しかし、最高裁判例の立場は、採用内定の法的性質について一律に就労始期付解約権留保付労働契約であると解しているのではなく、あくまでも、「当該企業の当該年度における採用内定の事実関係に即して」個別具体的に判断する立場です。
大日本印刷事件判決は、個別的判断を経た結果として、就労始期付解約権留保付労働契約であるという認定に至ったにすぎません。
ですので、採用内定であっても、大日本印刷事件の事案とは異なり、①入社誓約書の提出がなかったり、②採用内定を受けながら就職活動を継続している新卒者が少なくなく、③さらに、具体的労働条件の提示・確認や入社に向けた手続き等が行われていないなどの事情がある場合には、採用内定により労使間において労働契約の成立に向けた確定的意思の合致があるとはいえないので、労始期付解約権留保付労働契約の成立を認めることはできません。
ですので、【論点1】の論証の判断枠組みを使って、本件における採用内定の法的性質について、「当該企業の当該年度における採用内定の事実関係に即して」個別具体的に検討していくのであって、この検討結果が必ず就労始期付解約権留保付労働契約になるわけではないので注意しなければいけません。
特に、大日本印刷事件の事案では、(1)原告労働者は大学の推薦を得たうえで応募していること、(2)二社制限・先決優先主義が採用されていたという特殊な事情があります。

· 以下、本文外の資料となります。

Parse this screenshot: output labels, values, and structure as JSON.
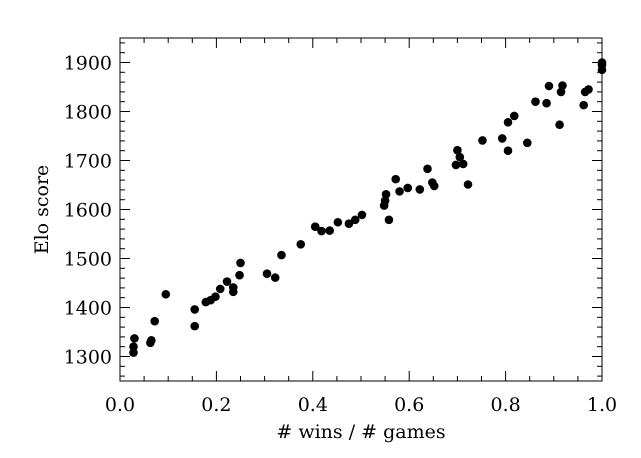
{
  "chart_data": {
    "type": "scatter",
    "xlabel": "# wins / # games",
    "ylabel": "Elo score",
    "xlim": [
      0.0,
      1.0
    ],
    "ylim": [
      1250,
      1950
    ],
    "xticks": [
      0.0,
      0.2,
      0.4,
      0.6,
      0.8,
      1.0
    ],
    "xtick_labels": [
      "0.0",
      "0.2",
      "0.4",
      "0.6",
      "0.8",
      "1.0"
    ],
    "yticks": [
      1300,
      1400,
      1500,
      1600,
      1700,
      1800,
      1900
    ],
    "ytick_labels": [
      "1300",
      "1400",
      "1500",
      "1600",
      "1700",
      "1800",
      "1900"
    ],
    "grid": false,
    "marker_color": "#000000",
    "points": [
      {
        "x": 0.028,
        "y": 1308
      },
      {
        "x": 0.028,
        "y": 1320
      },
      {
        "x": 0.03,
        "y": 1337
      },
      {
        "x": 0.063,
        "y": 1328
      },
      {
        "x": 0.065,
        "y": 1333
      },
      {
        "x": 0.072,
        "y": 1372
      },
      {
        "x": 0.095,
        "y": 1427
      },
      {
        "x": 0.155,
        "y": 1362
      },
      {
        "x": 0.155,
        "y": 1396
      },
      {
        "x": 0.178,
        "y": 1411
      },
      {
        "x": 0.188,
        "y": 1415
      },
      {
        "x": 0.198,
        "y": 1422
      },
      {
        "x": 0.208,
        "y": 1438
      },
      {
        "x": 0.222,
        "y": 1453
      },
      {
        "x": 0.235,
        "y": 1432
      },
      {
        "x": 0.235,
        "y": 1441
      },
      {
        "x": 0.248,
        "y": 1466
      },
      {
        "x": 0.25,
        "y": 1491
      },
      {
        "x": 0.305,
        "y": 1469
      },
      {
        "x": 0.322,
        "y": 1461
      },
      {
        "x": 0.335,
        "y": 1507
      },
      {
        "x": 0.375,
        "y": 1529
      },
      {
        "x": 0.405,
        "y": 1565
      },
      {
        "x": 0.418,
        "y": 1556
      },
      {
        "x": 0.435,
        "y": 1557
      },
      {
        "x": 0.452,
        "y": 1574
      },
      {
        "x": 0.475,
        "y": 1571
      },
      {
        "x": 0.488,
        "y": 1579
      },
      {
        "x": 0.502,
        "y": 1589
      },
      {
        "x": 0.548,
        "y": 1608
      },
      {
        "x": 0.55,
        "y": 1618
      },
      {
        "x": 0.552,
        "y": 1631
      },
      {
        "x": 0.558,
        "y": 1579
      },
      {
        "x": 0.572,
        "y": 1662
      },
      {
        "x": 0.58,
        "y": 1637
      },
      {
        "x": 0.597,
        "y": 1644
      },
      {
        "x": 0.622,
        "y": 1641
      },
      {
        "x": 0.638,
        "y": 1683
      },
      {
        "x": 0.648,
        "y": 1655
      },
      {
        "x": 0.652,
        "y": 1648
      },
      {
        "x": 0.697,
        "y": 1691
      },
      {
        "x": 0.7,
        "y": 1721
      },
      {
        "x": 0.705,
        "y": 1707
      },
      {
        "x": 0.712,
        "y": 1693
      },
      {
        "x": 0.722,
        "y": 1651
      },
      {
        "x": 0.752,
        "y": 1741
      },
      {
        "x": 0.793,
        "y": 1745
      },
      {
        "x": 0.805,
        "y": 1720
      },
      {
        "x": 0.805,
        "y": 1778
      },
      {
        "x": 0.818,
        "y": 1791
      },
      {
        "x": 0.845,
        "y": 1736
      },
      {
        "x": 0.862,
        "y": 1820
      },
      {
        "x": 0.885,
        "y": 1817
      },
      {
        "x": 0.89,
        "y": 1852
      },
      {
        "x": 0.912,
        "y": 1773
      },
      {
        "x": 0.915,
        "y": 1840
      },
      {
        "x": 0.918,
        "y": 1853
      },
      {
        "x": 0.962,
        "y": 1813
      },
      {
        "x": 0.965,
        "y": 1840
      },
      {
        "x": 0.972,
        "y": 1845
      },
      {
        "x": 1.0,
        "y": 1885
      },
      {
        "x": 1.0,
        "y": 1895
      },
      {
        "x": 1.0,
        "y": 1900
      }
    ]
  }
}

この(1)・(2)ゆえに、採用内定後には他社での就職活動をストップしなけれないけないことになるのです。
なので、採用内定であっても、(1)・(2)といった事情がなく、原告も含めてその年の新卒者が採用内定後にも他社での就職活動をばんばんやっているような状況であれば、労始期付解約権留保付労働契約を認めることは難しいでしょう(複数の内定を掛け持ちしているケースであれば、なおさらです)。